So What Does a Consensus Transcription Look Like, Exactly?
Providing an accurate transcription of the Thomas T. Eckert Papers is one of the primary goals of Decoding the Civil War. It’s why we applied to the National Historical Publications and Records Commission (NHPRC) for a grant, and it’s why our thousands of volunteers have put so much time and effort into this project. With more than 4,000 subjects, or pages, now retired, the folks at at Zooniverse have begun the process of establishing the consensus transcriptions, and we are excited and pleased with the results.
Each page, whether in the telegram ledgers or the codebooks, is seen by multiple people. The pages that have been “retired” are those that have been seen and classified by a sufficient number of people. To find the consensus transcription, an algorithm is run that compares every word and finds the most frequently used one. This doesn’t guarantee that the transcription is accurate, and we are allowing for corrections in the future, but it gives us a version of the text that most people agree on.
Let’s look, for example, at this telegram from the top of page 8, ledger 1:
The consensus lines and box are fairly straightforward – they were made by averaging the locations drawn by everyone who classified this page. As you can see, there are some quirks, such as the weirdly short top line, which we have seen consistently throughout the reviewed data: some people underlined the entire top line, while others split it into two smaller lines. The lack of underlining with the second line of the telegram is a bit harder to parse out, but most people transcribed “sent”, so the effect on the transcription was minimal. The box comes from that last step of “boxing” the telegram.
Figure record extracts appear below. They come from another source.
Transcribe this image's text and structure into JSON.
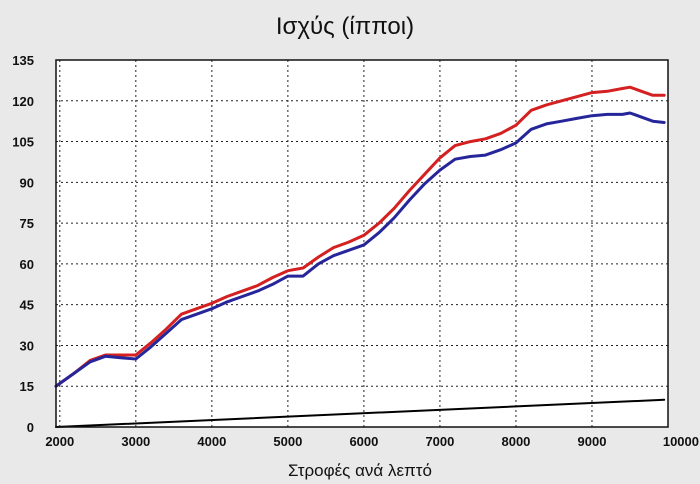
{
  "chart_data": {
    "type": "line",
    "title": "Ισχύς (ίπποι)",
    "xlabel": "Στροφές ανά λεπτό",
    "ylabel": "",
    "xlim": [
      1950,
      10000
    ],
    "ylim": [
      0,
      135
    ],
    "x_ticks": [
      2000,
      3000,
      4000,
      5000,
      6000,
      7000,
      8000,
      9000,
      10000
    ],
    "y_ticks": [
      0,
      15,
      30,
      45,
      60,
      75,
      90,
      105,
      120,
      135
    ],
    "x_tick_labels": [
      "2000",
      "3000",
      "4000",
      "5000",
      "6000",
      "7000",
      "8000",
      "9000",
      "10000"
    ],
    "y_tick_labels": [
      "0",
      "15",
      "30",
      "45",
      "60",
      "75",
      "90",
      "105",
      "120",
      "135"
    ],
    "grid": true,
    "series": [
      {
        "color": "#d42020",
        "x": [
          1950,
          2200,
          2400,
          2600,
          2800,
          3000,
          3200,
          3400,
          3600,
          3800,
          4000,
          4200,
          4400,
          4600,
          4800,
          5000,
          5200,
          5400,
          5600,
          5800,
          6000,
          6200,
          6400,
          6600,
          6800,
          7000,
          7200,
          7400,
          7600,
          7800,
          8000,
          8200,
          8400,
          8600,
          8800,
          9000,
          9200,
          9400,
          9500,
          9600,
          9800,
          9950
        ],
        "values": [
          15,
          20,
          24.5,
          26.5,
          26.5,
          26.5,
          31,
          36,
          41.5,
          43.5,
          45.5,
          48,
          50,
          52,
          55,
          57.5,
          58.5,
          62.5,
          66,
          68,
          70.5,
          75,
          80.5,
          87,
          93,
          99,
          103.5,
          105,
          106,
          108,
          111,
          116.5,
          118.5,
          120,
          121.5,
          123,
          123.5,
          124.5,
          125,
          124,
          122,
          122
        ]
      },
      {
        "color": "#26269a",
        "x": [
          1950,
          2200,
          2400,
          2600,
          2800,
          3000,
          3200,
          3400,
          3600,
          3800,
          4000,
          4200,
          4400,
          4600,
          4800,
          5000,
          5200,
          5400,
          5600,
          5800,
          6000,
          6200,
          6400,
          6600,
          6800,
          7000,
          7200,
          7400,
          7600,
          7800,
          8000,
          8200,
          8400,
          8600,
          8800,
          9000,
          9200,
          9400,
          9500,
          9600,
          9800,
          9950
        ],
        "values": [
          15,
          20,
          24,
          26,
          25.5,
          25,
          29.5,
          34.5,
          39.5,
          41.5,
          43.5,
          46,
          48,
          50,
          52.5,
          55.5,
          55.5,
          60,
          63,
          65,
          67,
          71.5,
          77,
          83.5,
          89.5,
          94.5,
          98.5,
          99.5,
          100,
          102,
          104.5,
          109.5,
          111.5,
          112.5,
          113.5,
          114.5,
          115,
          115,
          115.5,
          114.5,
          112.5,
          112
        ]
      },
      {
        "color": "#000000",
        "x": [
          1950,
          9950
        ],
        "values": [
          0,
          10
        ]
      }
    ]
  }
}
It will prove very useful in Phase 2 when we parse out individual telegrams, as we have done in the example above.
So, what does the consensus transcription look like for this telegram?! Without further ado….
Louisville 4′ Recd Feb Feb 4 ’62
Col Colburn asst adjt General Ocean
they had better not be sent
I may want them soon if
they are ready for service Alvord
Huzzah! With the exception of that duplicated “Feb”, this seems to be spot on.
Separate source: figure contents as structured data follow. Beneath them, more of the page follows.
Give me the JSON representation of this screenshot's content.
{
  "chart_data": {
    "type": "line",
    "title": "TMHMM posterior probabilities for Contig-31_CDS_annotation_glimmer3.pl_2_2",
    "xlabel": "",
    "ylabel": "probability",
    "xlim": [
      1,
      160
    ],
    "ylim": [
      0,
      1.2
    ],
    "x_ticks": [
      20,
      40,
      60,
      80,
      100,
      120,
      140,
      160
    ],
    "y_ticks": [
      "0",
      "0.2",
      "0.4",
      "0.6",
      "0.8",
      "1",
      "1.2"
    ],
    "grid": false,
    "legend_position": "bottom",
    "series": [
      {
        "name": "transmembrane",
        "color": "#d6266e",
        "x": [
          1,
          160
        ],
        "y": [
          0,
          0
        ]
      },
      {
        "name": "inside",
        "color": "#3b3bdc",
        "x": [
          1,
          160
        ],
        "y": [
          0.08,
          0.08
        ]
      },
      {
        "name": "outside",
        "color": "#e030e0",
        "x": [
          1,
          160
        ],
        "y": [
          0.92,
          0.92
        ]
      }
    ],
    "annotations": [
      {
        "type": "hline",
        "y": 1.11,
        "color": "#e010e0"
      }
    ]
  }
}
Here’s a closer look at the breakdown of the responses:
The numbers underneath each word indicate the number of people who transcribed it that way. The Zooniverse team uses these numbers to calculate the reliability of each line and each page. This message comes from a page with a reliability value of .8658, an excellent value on the scale from .0 to 1.0. We are currently working on determining what is an acceptable base level, or floor, of reliability. Pages whose reliability is lower than that base level will have to be reviewed further, or placed back into the transcription queue.
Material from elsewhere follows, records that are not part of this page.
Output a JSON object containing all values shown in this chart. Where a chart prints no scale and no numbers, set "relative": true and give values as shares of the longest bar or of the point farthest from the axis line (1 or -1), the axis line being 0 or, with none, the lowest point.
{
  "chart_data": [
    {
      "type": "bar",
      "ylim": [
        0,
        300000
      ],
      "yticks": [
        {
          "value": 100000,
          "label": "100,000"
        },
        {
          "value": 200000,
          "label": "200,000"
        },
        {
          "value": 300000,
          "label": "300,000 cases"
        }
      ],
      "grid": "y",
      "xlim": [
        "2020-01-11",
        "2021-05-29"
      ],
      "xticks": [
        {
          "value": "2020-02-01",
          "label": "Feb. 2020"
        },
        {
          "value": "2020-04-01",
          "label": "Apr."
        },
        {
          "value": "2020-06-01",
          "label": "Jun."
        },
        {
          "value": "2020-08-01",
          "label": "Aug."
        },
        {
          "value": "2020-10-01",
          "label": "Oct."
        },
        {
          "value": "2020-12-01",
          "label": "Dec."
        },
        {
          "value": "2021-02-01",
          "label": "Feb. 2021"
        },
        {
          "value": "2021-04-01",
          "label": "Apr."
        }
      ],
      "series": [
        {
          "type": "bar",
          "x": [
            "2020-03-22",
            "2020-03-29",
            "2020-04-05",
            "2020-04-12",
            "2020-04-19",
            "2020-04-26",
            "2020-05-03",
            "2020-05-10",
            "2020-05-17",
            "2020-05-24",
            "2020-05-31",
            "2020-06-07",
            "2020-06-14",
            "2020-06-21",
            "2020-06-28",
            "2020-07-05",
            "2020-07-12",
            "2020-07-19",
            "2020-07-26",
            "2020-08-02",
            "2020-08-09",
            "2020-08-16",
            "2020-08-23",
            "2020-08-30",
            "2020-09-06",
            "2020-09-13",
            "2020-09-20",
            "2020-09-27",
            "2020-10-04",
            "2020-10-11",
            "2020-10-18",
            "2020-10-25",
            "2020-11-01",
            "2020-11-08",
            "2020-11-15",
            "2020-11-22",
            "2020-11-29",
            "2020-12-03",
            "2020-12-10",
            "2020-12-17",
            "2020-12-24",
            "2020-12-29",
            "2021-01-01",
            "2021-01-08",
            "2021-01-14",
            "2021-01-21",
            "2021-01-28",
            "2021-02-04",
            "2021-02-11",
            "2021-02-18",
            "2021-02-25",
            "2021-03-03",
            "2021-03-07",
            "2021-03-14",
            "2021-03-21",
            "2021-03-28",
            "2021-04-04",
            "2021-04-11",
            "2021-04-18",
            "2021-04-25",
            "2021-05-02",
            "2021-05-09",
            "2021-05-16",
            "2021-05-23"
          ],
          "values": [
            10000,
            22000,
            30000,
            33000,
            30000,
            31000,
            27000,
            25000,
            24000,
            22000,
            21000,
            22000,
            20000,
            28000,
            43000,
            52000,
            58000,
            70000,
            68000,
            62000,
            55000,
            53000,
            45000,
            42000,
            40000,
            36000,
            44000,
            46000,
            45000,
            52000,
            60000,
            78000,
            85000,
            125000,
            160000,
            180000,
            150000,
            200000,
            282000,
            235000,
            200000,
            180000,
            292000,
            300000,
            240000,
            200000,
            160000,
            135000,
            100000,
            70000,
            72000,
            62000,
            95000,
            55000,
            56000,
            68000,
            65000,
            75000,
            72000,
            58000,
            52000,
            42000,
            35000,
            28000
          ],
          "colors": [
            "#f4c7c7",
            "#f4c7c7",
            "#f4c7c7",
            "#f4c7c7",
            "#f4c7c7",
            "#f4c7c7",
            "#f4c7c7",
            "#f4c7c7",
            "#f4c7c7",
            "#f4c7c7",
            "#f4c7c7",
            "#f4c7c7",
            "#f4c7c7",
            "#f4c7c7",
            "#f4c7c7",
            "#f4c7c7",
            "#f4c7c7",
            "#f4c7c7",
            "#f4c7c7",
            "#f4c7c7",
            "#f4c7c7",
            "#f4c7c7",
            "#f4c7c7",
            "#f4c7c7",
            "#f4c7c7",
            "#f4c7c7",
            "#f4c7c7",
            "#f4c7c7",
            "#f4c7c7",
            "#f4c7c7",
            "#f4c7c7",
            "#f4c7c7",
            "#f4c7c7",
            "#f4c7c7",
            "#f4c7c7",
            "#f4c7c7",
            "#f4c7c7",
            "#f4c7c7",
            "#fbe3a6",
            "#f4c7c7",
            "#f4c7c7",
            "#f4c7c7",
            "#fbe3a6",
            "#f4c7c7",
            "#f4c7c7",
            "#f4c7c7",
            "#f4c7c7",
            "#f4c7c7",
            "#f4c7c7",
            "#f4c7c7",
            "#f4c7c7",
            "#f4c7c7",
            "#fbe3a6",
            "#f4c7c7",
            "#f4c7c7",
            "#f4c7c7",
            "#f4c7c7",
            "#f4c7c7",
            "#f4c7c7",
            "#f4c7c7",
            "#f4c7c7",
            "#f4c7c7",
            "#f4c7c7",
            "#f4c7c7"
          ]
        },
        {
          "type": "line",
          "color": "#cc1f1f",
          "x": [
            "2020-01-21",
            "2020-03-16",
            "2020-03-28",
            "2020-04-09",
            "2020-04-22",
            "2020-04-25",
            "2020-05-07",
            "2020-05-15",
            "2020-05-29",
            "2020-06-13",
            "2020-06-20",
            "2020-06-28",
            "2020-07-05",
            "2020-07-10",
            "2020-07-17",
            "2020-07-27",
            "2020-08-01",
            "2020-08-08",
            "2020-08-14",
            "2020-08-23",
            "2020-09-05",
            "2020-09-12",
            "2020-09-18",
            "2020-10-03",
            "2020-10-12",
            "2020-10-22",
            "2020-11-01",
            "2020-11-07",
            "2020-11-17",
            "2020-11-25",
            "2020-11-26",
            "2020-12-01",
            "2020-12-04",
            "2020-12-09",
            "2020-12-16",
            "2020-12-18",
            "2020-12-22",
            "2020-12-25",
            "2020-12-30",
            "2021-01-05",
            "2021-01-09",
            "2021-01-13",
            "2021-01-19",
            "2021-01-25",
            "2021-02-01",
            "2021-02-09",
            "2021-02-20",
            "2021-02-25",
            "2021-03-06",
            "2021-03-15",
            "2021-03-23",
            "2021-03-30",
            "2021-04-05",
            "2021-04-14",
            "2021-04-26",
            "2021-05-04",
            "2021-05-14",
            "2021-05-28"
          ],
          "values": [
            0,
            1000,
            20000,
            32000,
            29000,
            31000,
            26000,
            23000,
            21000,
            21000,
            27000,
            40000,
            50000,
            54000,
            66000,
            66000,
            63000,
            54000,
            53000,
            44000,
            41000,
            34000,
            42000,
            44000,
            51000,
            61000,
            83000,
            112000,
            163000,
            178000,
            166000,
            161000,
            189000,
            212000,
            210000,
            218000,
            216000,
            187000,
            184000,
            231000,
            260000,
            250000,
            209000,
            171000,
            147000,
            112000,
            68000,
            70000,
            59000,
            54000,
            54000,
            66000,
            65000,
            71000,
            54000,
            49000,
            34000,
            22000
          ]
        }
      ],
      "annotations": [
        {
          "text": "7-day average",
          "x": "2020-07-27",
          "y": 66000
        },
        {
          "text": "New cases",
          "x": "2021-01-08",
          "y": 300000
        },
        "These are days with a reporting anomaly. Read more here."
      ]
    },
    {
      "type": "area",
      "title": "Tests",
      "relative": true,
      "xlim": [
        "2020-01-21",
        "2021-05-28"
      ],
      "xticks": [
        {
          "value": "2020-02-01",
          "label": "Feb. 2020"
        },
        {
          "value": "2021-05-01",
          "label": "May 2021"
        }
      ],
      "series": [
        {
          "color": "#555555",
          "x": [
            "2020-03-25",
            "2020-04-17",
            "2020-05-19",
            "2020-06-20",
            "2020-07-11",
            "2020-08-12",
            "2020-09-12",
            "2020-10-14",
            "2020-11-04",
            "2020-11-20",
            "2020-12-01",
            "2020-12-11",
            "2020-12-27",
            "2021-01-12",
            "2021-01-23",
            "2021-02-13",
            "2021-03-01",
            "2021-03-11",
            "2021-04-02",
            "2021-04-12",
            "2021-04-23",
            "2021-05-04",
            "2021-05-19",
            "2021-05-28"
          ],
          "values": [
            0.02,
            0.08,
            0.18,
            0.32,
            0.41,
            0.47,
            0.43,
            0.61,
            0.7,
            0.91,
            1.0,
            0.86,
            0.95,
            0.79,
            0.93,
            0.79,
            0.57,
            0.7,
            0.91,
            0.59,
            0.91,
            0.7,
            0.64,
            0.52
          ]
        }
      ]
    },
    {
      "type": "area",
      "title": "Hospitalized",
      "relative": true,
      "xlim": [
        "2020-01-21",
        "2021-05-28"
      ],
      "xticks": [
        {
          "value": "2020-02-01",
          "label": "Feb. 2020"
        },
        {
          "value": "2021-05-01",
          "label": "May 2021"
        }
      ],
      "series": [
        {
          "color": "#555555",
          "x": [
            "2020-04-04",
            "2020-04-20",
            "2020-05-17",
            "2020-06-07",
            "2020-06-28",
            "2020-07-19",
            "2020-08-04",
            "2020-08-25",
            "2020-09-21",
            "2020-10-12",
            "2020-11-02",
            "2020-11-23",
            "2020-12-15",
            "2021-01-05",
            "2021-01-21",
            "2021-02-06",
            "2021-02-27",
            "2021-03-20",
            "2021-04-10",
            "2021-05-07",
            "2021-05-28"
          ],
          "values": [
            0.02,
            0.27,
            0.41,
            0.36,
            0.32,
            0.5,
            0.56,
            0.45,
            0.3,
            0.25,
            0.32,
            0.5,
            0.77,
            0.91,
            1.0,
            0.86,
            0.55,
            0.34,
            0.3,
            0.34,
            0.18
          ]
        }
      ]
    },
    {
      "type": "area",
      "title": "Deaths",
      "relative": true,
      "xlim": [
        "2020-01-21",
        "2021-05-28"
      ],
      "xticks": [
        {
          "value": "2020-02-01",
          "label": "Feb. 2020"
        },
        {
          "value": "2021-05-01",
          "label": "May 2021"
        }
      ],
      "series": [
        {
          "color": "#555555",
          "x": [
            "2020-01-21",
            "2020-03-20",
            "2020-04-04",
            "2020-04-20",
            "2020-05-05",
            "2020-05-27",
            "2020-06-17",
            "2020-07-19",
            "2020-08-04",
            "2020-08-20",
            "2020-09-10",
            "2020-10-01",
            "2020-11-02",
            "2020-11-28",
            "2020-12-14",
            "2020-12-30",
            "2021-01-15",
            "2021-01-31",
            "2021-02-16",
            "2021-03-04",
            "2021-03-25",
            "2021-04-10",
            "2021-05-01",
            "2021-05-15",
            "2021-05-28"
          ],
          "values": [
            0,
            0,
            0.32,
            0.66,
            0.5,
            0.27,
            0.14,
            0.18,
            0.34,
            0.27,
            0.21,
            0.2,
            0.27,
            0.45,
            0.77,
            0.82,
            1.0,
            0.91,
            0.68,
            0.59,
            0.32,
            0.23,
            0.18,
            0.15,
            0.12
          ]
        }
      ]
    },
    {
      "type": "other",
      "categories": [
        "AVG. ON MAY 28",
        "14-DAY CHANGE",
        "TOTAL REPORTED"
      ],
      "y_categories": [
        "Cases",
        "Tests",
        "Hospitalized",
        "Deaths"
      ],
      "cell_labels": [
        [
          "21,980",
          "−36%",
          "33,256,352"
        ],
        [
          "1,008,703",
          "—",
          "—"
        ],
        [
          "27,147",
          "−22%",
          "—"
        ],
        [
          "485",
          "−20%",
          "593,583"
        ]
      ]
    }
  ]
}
Once we have an acceptably reliable consensus transcription for a ledger, we will load that transcription into the Huntington Digital Library, so that researchers can start using the materials in a keyword-searchable form. At the same time we will be loading individual telegrams into Phase 2 of Decoding the Civil War, in which volunteers will tag metadata such as sender, recipient, times sent and received, and more. The fruits of the volunteer labor of “boxing” the telegram come into play here with the consensus box helping us determine the correct location on the page of the telegram.
We are incredibly excited about our progress so far, and can’t wait to share more of our findings in the near future!